With the container running the url http://localhost:7474 shows the UI and queries can be executed by connecting the web ui to the database.

The projects.csv file can import nodes with the label Project and properties name, deployed and platform with the query:

LOAD CSV WITH HEADERS FROM 'file:///projects.csv' AS line 
CREATE (:Project { name: line.name, deployed: line.deployed, platform: line.platform });

The other nodes can be loaded with variations of the above. The relationships can also be loaded in from csv files, the ProjectReferencesProject relationships can be loaded in with:

LOAD CSV WITH HEADERS FROM "file:///project_ref_project.csv" AS csvLine
MATCH (s:Project {name: csvLine.start}),(e:Project {name: csvLine.end})
CREATE (s)-[:REFERENCES]->(e);

All the required data loading queries can be seen in the repository.

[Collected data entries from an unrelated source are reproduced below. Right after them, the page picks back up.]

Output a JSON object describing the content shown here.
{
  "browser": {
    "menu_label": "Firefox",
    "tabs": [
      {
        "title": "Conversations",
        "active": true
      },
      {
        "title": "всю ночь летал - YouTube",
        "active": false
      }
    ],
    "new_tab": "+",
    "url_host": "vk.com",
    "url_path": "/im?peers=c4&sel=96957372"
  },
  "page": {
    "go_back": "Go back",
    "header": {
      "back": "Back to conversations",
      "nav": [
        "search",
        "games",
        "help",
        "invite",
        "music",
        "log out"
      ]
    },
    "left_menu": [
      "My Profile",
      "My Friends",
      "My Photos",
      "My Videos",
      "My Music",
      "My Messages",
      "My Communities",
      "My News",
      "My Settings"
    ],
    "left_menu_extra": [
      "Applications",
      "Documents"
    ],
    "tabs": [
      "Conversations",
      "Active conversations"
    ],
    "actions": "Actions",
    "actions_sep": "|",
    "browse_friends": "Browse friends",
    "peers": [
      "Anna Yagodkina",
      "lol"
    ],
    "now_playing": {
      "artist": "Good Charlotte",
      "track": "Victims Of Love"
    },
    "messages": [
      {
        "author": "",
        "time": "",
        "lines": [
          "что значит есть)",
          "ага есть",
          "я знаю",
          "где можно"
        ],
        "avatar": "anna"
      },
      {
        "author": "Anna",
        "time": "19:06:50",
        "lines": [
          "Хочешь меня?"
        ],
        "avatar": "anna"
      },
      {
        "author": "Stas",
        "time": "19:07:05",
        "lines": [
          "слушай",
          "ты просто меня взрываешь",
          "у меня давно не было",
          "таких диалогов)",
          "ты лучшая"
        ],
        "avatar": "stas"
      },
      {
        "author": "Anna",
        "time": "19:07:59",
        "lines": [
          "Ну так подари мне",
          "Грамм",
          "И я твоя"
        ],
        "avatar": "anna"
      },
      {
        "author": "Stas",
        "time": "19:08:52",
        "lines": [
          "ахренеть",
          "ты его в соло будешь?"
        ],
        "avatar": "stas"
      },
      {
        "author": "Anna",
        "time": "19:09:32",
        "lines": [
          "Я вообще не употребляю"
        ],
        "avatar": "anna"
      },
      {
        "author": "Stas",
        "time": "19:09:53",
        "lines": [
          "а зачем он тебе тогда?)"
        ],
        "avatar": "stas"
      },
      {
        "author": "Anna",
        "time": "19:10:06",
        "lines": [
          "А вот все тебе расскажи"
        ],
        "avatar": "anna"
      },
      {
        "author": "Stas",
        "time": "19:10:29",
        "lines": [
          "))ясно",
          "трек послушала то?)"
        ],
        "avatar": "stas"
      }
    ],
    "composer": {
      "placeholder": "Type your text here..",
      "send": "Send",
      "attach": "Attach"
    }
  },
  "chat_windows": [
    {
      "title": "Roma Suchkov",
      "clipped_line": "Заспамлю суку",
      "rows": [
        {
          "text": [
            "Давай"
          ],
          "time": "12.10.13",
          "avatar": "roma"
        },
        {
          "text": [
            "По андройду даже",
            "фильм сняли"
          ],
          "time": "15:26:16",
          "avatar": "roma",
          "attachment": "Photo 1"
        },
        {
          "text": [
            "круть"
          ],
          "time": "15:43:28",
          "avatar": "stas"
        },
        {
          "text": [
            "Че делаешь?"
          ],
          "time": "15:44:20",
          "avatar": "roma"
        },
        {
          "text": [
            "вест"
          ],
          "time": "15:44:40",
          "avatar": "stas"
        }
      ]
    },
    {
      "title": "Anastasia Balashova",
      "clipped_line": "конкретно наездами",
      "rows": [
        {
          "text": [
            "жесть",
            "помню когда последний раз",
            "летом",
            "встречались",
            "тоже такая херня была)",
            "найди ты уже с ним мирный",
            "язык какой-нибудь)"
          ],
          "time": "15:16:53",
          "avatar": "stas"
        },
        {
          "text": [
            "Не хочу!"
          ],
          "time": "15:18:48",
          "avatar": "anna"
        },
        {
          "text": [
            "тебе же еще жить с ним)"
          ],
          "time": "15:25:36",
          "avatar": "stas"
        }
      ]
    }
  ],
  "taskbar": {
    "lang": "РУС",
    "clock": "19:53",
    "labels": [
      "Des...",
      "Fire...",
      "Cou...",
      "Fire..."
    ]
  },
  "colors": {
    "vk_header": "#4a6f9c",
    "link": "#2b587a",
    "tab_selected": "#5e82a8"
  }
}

Project information queries

With all of the nodes and relationships loaded we can get a birds eye of the platform by querying for the nodes:

MATCH (n) RETURN n LIMIT 100

The query matches the first 100 nodes with any label (Project, Library or Resource) and returns the node to be displayed in the UI, which by default also shows the relationships between the nodes:

Here orange nodes are Projects, red nodes are Librarys and the green nodes are Resources. The arrows between them show the relationships REFERENCES and CAN_TALK_TO.

The graph can be queried with the MATCH keyword, desired properties of the nodes and relationships can be specified using an arrow like syntax.

MATCH p=(sn :MatchLabel)-[r :RELATIONSHIP_TYPE]->(en{prop: 'MatchPropValue'}) 
RETURN p

This query looks for results p with the start node sn of label MatchLabel, connected by the relationship r of type RELATIONSHIP_TYPE to the end node en that has the property prop with value MatchPropValue.

Query - Projects that depend on others

To find out which projects require authentication the graph can be queried for nodes connected by the CAN_TALK_TO relationship nodes with name equal to AuthService and label Project:

MATCH p=(p1)-[r:CAN_TALK_TO]->(p2:Project{name:'AuthService'}) 
RETURN p1.name

Query - Library audit

It can be useful to get an a view of the libraries that projects use. If an internal library Internal.Company.Lib which targets netXXX and netstandardXX is used on the platform and a critical bug is fixed in a new version we can write a query to find the projects that consume the library:

MATCH p=(s:Project)-[r:REFERENCES]->(e:Library{name:"Internal.Company.Lib"})  
RETURN s.name, r.version, r.platform

Query - Code convention check

Queries can be written to check for breaking of internal code conventions. It is quite common for code solutions to include a separate project for the domain logic with a name that ends in .Domain. It might be useful to keep domain projects free from database or http libraries, such as Dapper and Flurl.Http. It possible to check for projects that break this convention:

MATCH p=(ps)-[r:REFERENCES]->(e:Library)
WHERE ps.name ENDS WITH ".Domain" AND e.name IN ['Dapper', 'Flurl.Http']
RETURN ps.name

Running this on the dependency-visualiser-example repository shows no convention violations.

Conclusion

This post has shown how a .Net software platform dependencies can be modelled and analysed with F# and neo4j. This is my first experience using neo4j and i’ve been impressed with the intuitive nature of the query language.

The code for the console app is on github in case anyone wants to use it to analyse their platforms.